I watched Ivey offer Kale a hug before searching me out. His stare traced over all of our LA friends before finding me, and when he caught my stare, he blinded me with a breathtaking smile that had my knees going weak.

“It’s not the same,” Grayson went on, unbothered. “It’s like having an honorary doctorate as opposed to having done all the work.”

“Rob does plenty of work with you. I’ve heard stories.”

“What does that mean?” Grayson asked, eyes going wide just as Ivey came around the corner of the table and slid into the empty seat at my right.

“Ask Robert,” I teased, reaching up and stroking my fingers down the swell of Ivey’s throat. His cheeks flushed at my touch and I leaned in close to whisper, “If I close my eyes, I can still picture you choking on a twelve inch cock.”

He shivered, lashes fluttering.

“Happy anniversary, Ivey,” I murmured, sliding my fingers around to collar his throat. I kissed him chastely on the mouth. “Are you happy?”

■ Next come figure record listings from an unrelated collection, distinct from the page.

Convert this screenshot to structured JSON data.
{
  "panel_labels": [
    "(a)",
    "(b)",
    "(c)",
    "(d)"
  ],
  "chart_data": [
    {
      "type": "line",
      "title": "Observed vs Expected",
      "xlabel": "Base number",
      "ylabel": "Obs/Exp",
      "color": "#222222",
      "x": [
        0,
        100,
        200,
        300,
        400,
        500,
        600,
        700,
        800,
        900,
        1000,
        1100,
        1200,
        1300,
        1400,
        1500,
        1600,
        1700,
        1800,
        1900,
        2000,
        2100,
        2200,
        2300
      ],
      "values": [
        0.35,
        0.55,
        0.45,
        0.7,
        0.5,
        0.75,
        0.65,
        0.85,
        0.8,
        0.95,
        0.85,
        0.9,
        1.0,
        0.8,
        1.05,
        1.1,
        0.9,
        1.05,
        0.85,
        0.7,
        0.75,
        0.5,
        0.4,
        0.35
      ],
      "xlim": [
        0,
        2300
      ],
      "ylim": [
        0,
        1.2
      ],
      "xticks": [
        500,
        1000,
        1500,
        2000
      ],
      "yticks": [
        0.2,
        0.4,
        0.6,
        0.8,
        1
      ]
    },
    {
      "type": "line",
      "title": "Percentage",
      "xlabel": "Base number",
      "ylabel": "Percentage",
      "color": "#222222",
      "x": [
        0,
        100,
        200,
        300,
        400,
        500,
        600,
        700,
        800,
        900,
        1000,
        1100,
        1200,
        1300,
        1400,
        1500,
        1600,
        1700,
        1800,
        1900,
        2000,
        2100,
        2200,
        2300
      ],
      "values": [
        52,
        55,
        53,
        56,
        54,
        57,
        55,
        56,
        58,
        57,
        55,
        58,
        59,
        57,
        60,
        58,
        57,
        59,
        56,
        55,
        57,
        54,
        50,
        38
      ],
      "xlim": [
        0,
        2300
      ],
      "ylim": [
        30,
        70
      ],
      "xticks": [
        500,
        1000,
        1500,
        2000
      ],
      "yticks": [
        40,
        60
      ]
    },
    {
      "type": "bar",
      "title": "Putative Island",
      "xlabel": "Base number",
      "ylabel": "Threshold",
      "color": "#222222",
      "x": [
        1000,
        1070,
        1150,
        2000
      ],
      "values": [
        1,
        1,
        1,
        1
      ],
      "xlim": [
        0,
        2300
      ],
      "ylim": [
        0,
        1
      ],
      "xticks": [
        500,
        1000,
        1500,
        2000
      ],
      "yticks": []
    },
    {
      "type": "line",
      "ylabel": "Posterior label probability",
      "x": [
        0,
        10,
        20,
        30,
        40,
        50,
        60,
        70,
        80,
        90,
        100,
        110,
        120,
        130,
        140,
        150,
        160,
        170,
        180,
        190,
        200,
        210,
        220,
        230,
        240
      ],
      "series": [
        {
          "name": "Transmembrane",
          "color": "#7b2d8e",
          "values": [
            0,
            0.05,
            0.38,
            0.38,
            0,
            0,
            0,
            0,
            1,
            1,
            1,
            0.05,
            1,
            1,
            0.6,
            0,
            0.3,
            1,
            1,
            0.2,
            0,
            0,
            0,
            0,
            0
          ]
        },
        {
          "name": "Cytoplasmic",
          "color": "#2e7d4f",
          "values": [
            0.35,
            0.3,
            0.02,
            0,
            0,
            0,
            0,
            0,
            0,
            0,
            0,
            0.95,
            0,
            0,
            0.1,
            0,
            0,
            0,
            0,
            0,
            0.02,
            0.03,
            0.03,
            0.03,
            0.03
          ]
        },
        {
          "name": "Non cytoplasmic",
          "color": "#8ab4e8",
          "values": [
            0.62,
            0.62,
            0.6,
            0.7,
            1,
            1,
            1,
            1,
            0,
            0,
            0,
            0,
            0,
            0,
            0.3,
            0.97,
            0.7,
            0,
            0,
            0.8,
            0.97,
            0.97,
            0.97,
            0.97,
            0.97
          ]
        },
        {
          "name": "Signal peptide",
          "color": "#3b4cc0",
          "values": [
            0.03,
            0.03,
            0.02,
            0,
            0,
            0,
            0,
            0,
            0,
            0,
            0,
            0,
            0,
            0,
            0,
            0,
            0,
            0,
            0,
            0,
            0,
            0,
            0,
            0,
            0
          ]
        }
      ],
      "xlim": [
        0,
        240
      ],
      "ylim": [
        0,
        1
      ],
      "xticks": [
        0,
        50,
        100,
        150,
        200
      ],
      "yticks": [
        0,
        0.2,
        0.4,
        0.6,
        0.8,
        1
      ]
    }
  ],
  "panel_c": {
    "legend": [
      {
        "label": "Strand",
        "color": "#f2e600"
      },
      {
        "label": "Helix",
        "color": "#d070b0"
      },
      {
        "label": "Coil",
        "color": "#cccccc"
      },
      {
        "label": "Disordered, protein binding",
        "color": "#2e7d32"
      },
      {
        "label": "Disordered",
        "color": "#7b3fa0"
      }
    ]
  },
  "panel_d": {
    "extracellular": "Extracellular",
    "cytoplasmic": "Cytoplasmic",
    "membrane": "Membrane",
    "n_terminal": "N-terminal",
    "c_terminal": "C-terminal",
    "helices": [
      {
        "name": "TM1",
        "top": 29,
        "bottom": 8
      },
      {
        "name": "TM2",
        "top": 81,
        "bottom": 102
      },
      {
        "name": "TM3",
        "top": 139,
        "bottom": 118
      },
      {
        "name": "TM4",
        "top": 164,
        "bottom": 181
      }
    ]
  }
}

“I don’t think I’ve ever been happier. I can’t believe you arranged this.”

“I feel like I get you to myself most of the time,” I said. “I thought it would be a good occasion to make sure you knew I wasn’t the only one who loves you.”

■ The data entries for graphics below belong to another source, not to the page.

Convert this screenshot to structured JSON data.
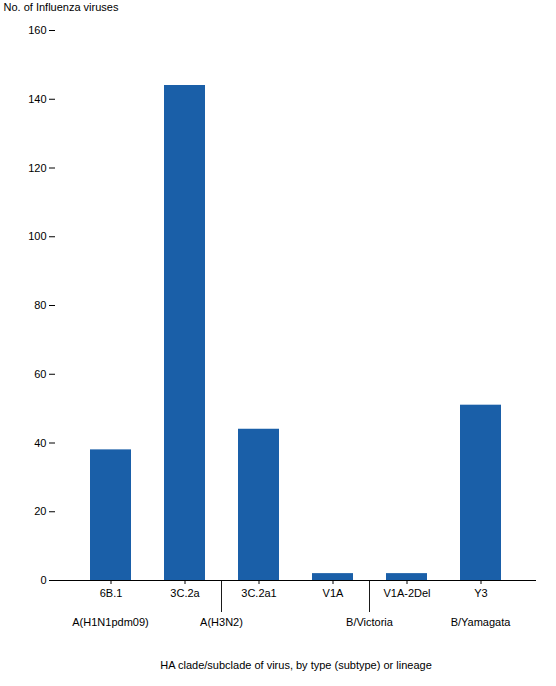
{
  "chart_data": {
    "type": "bar",
    "categories": [
      "6B.1",
      "3C.2a",
      "3C.2a1",
      "V1A",
      "V1A-2Del",
      "Y3"
    ],
    "values": [
      38,
      144,
      44,
      2,
      2,
      51
    ],
    "color": "#1a5fa8",
    "ylim": [
      0,
      160
    ],
    "yticks": [
      0,
      20,
      40,
      60,
      80,
      100,
      120,
      140,
      160
    ],
    "ylabel": "No. of Influenza viruses",
    "xlabel": "HA clade/subclade of virus, by type (subtype) or lineage",
    "groups": [
      {
        "label": "A(H1N1pdm09)",
        "categories": [
          "6B.1"
        ]
      },
      {
        "label": "A(H3N2)",
        "categories": [
          "3C.2a",
          "3C.2a1"
        ]
      },
      {
        "label": "B/Victoria",
        "categories": [
          "V1A",
          "V1A-2Del"
        ]
      },
      {
        "label": "B/Yamagata",
        "categories": [
          "Y3"
        ]
      }
    ],
    "grid": false
  }
}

“And Alex?” His mouth quirked in the corner, and I had half a mind to gag him over it.

“He seems smitten with Dylan.”

It was easy to make assumptions about everyone at the table. Ivey was the way he was, which meant Alex was…more like me than I would ever admit out loud. Swallowing, I watched the less-than-tender way he curled his fingers around Dylan’s arm, peeling his fingers back to leave a kiss against the inside of his wrist.

“He is,” Ivey agreed.

“How’s everyone’s drinks?” the man from check-in, Cameron, called out, voice ringing loud and clear over all of our conversations. He was met with a rousing noise that sounded a lot like approval. “Great. Salads are coming!”

Ivey chuckled and settled back in his seat. “Do you have any other secrets up your sleeve Mr. Fox?” he asked.

In the shower, I’d picked the airtight bandage off my ring finger, and I lifted my left hand onto the table, giving that finger a wiggle.

“No,” I told him, “but I would love if you could give me back my wedding band.”

Another low laugh, and he looked down at my ring on his right hand, then his on the left. Ivey’s band was heavy and plain, simple and understated compared to mine, which was brighter and bigger than necessary, but I didn’t want anyone to miss it. I didn’t want anyone to even suspect there might not be a man at home who had my whole heart.

“I was just getting used to it,” he teased.

The post-play glow must have had him feeling bold, or maybe it was the presence of his friends—our friends—that left him feeling like he could speak out of turn that way.

“Get un-used to it.”

He flashed me a dangerous smile. “Make me.”

“Oh, Ivey.”

I grabbed his wrist, much harder than was necessary, and I lifted his hand to my mouth. With my stare trained on his, I sucked his whole ring finger into my mouth, using my tongue to swirl off the band that was his just as much as it was mine. Once it popped over the last knuckle and landed on my tongue, I gave his finger one wet suck…for good measure.

“I said salads were coming,” Cameron said from behind me, reaching around my other side and setting a plate down in front of me. “You didn’t need to eat your husband.”

Grayson barked out a sharp laugh, pouring the rest of his wine down his throat.

“I like this one,” he said, gesturing to Cameron with an empty glass. “Let’s eat.”